At least one Bay Area government noticed before awarding a contract that something appeared wrong with BMT's credentials.
In 2011, the Vallejo City Council rejected a BMT proposal after city staff reported that the listed references were not calling back and one claimed to not know the company. BMT unsuccessfully appealed and some of its employees spoke out at a public meeting.
BMT sought another Vallejo contract in 2012 but again failed to win it. BMT owner Rory Parker sued the North Bay city in December, claiming she and her company experienced disparate treatment "because of their race, which is Black, and because of their religion, which is of the Islamic faith."
The firm is run out of a Black Muslim temple in West Oakland whose minister, Dahood Sharieff Bey, was an associate of Your Black Muslim Bakery and a disciple of its founder, Yusuf Bey. Yusuf Bey touted his business enterprise as empowering African-Americans, but prosecutors have described it as a wide-ranging criminal organization involved in violent crimes, real estate fraud and identity theft.
The bakery collapsed in 2007 when its members, led by Yusuf Bey IV, killed three men, including Oakland journalist Chauncey Bailey.
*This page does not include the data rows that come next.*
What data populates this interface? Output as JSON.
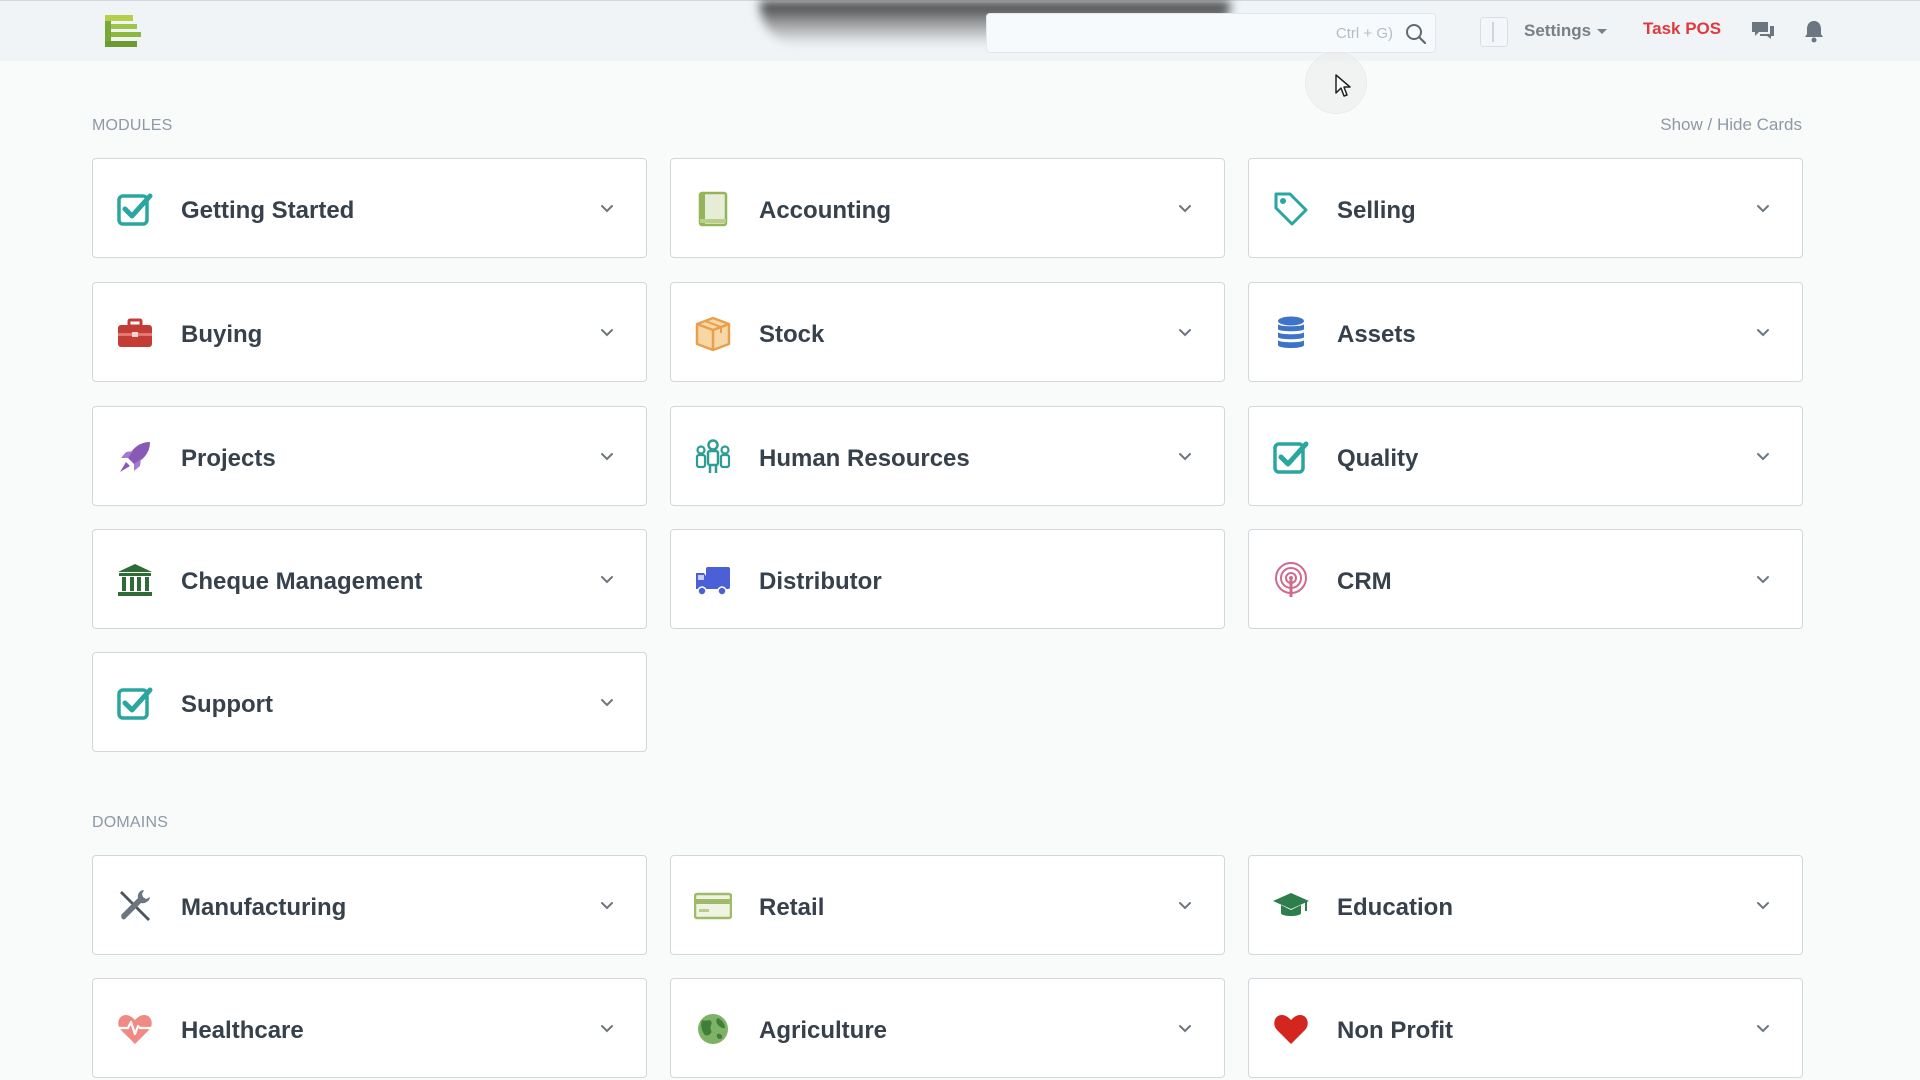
{
  "colors": {
    "task_pos": "#e0393e",
    "check_teal": "#2aa6a0",
    "buying_red": "#c43c36",
    "stock_orange": "#e8a04c",
    "assets_blue": "#3d73c9",
    "projects_purple": "#8a59b5",
    "hr_teal": "#2d9c93",
    "cheque_green": "#2f6b34",
    "distributor_blue": "#4b5fd7",
    "crm_pink": "#d16a8a",
    "education_green": "#2d7d4d",
    "healthcare_red": "#e5655c",
    "nonprofit_red": "#d2261f"
  },
  "navbar": {
    "brand_icon": "erpnext-logo-icon",
    "search": {
      "placeholder": "Ctrl + G)",
      "icon": "search-icon"
    },
    "settings_label": "Settings",
    "task_pos_label": "Task POS",
    "chat_icon": "chat-icon",
    "notification_icon": "bell-icon"
  },
  "modules": {
    "section_label": "MODULES",
    "show_hide_label": "Show / Hide Cards",
    "cards": [
      {
        "label": "Getting Started",
        "icon": "checkbox-icon",
        "has_dropdown": true
      },
      {
        "label": "Accounting",
        "icon": "ledger-book-icon",
        "has_dropdown": true
      },
      {
        "label": "Selling",
        "icon": "tag-icon",
        "has_dropdown": true
      },
      {
        "label": "Buying",
        "icon": "briefcase-icon",
        "has_dropdown": true
      },
      {
        "label": "Stock",
        "icon": "box-icon",
        "has_dropdown": true
      },
      {
        "label": "Assets",
        "icon": "database-icon",
        "has_dropdown": true
      },
      {
        "label": "Projects",
        "icon": "rocket-icon",
        "has_dropdown": true
      },
      {
        "label": "Human Resources",
        "icon": "people-icon",
        "has_dropdown": true
      },
      {
        "label": "Quality",
        "icon": "checkbox-icon",
        "has_dropdown": true
      },
      {
        "label": "Cheque Management",
        "icon": "bank-icon",
        "has_dropdown": true
      },
      {
        "label": "Distributor",
        "icon": "truck-icon",
        "has_dropdown": false
      },
      {
        "label": "CRM",
        "icon": "broadcast-icon",
        "has_dropdown": true
      },
      {
        "label": "Support",
        "icon": "checkbox-icon",
        "has_dropdown": true
      }
    ]
  },
  "domains": {
    "section_label": "DOMAINS",
    "cards": [
      {
        "label": "Manufacturing",
        "icon": "tools-icon",
        "has_dropdown": true
      },
      {
        "label": "Retail",
        "icon": "credit-card-icon",
        "has_dropdown": true
      },
      {
        "label": "Education",
        "icon": "graduation-cap-icon",
        "has_dropdown": true
      },
      {
        "label": "Healthcare",
        "icon": "heartbeat-icon",
        "has_dropdown": true
      },
      {
        "label": "Agriculture",
        "icon": "globe-icon",
        "has_dropdown": true
      },
      {
        "label": "Non Profit",
        "icon": "heart-icon",
        "has_dropdown": true
      }
    ]
  }
}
Bey IV is now serving a life prison term without parole. Prosecutors and police have linked five unsolved homicides to the bakery.
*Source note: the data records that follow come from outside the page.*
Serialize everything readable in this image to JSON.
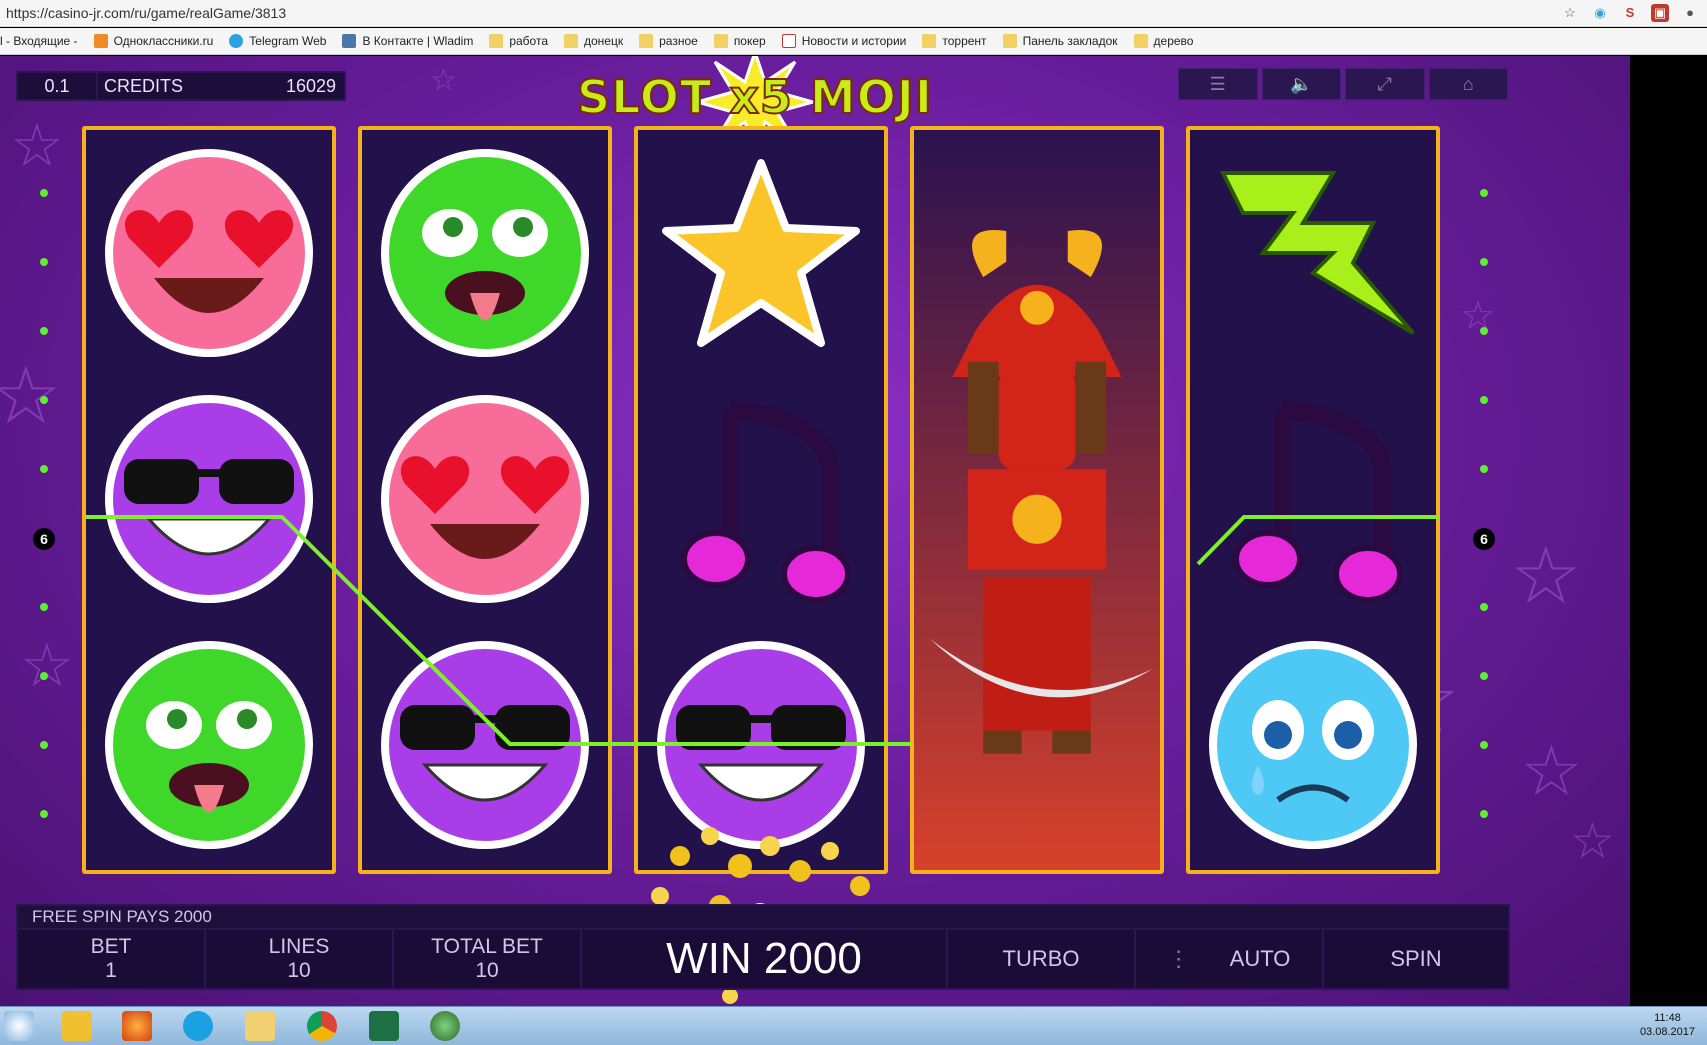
{
  "browser": {
    "url": "https://casino-jr.com/ru/game/realGame/3813",
    "bookmarks": [
      "l - Входящие - ",
      "Одноклассники.ru",
      "Telegram Web",
      "В Контакте | Wladim",
      "работа",
      "донецк",
      "разное",
      "покер",
      "Новости и истории",
      "торрент",
      "Панель закладок",
      "дерево"
    ]
  },
  "game": {
    "bet_display": "0.1",
    "credits_label": "CREDITS",
    "credits_value": "16029",
    "logo_text": "SLOT x5 MOJI",
    "menu_icons": [
      "menu-icon",
      "sound-icon",
      "fullscreen-icon",
      "home-icon"
    ],
    "line_number": "6",
    "reels": [
      [
        "heart-eyes",
        "cool-sunglasses",
        "sick-tongue"
      ],
      [
        "sick-tongue",
        "heart-eyes",
        "cool-sunglasses"
      ],
      [
        "star",
        "music-note",
        "cool-sunglasses"
      ],
      [
        "samurai",
        "samurai",
        "samurai"
      ],
      [
        "lightning",
        "music-note",
        "sad-crying"
      ]
    ],
    "free_spin_text": "FREE SPIN PAYS 2000",
    "controls": {
      "bet_label": "BET",
      "bet_value": "1",
      "lines_label": "LINES",
      "lines_value": "10",
      "total_bet_label": "TOTAL BET",
      "total_bet_value": "10",
      "win_text": "WIN 2000",
      "turbo_label": "TURBO",
      "auto_label": "AUTO",
      "spin_label": "SPIN"
    }
  },
  "taskbar": {
    "time": "11:48",
    "date": "03.08.2017"
  }
}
Dahood Bey, the minister who identified himself at a recent Oakland council meeting as "Mr. Pasha," was tried for torture in 2010 but pleaded guilty to lesser charges when the jury could not reach a verdict. His co-defendant in that case, Basheer Fard Muhammad, has been the public face of BMT at port and other government meetings, urging officials to give it contracts.
BMT owner Rory Parker is Dahood Bey's mother. The company also claimed in its port proposal to have a retired, Harvard-educated FBI agent serving as its chief financial officer and that its guards include former Secret Service agents.
Law enforcement records show San Francisco police officers arrested Muhammad in Oakland on Feb. 25 on suspicion of receiving stolen property, which was described as a "refrigerated sandwich table." He was jailed for two days and released after the Alameda County District Attorney's Office declined to prosecute him. San Francisco police spokesman Sgt. Eric O'Neal has refused to release details about the case despite repeated requests.
BMT is also seeking a contract to work for the Los Angeles County Metropolitan Transportation Authority, but transit officials there would not disclose any information about the bid until they finish evaluating all the proposals in May.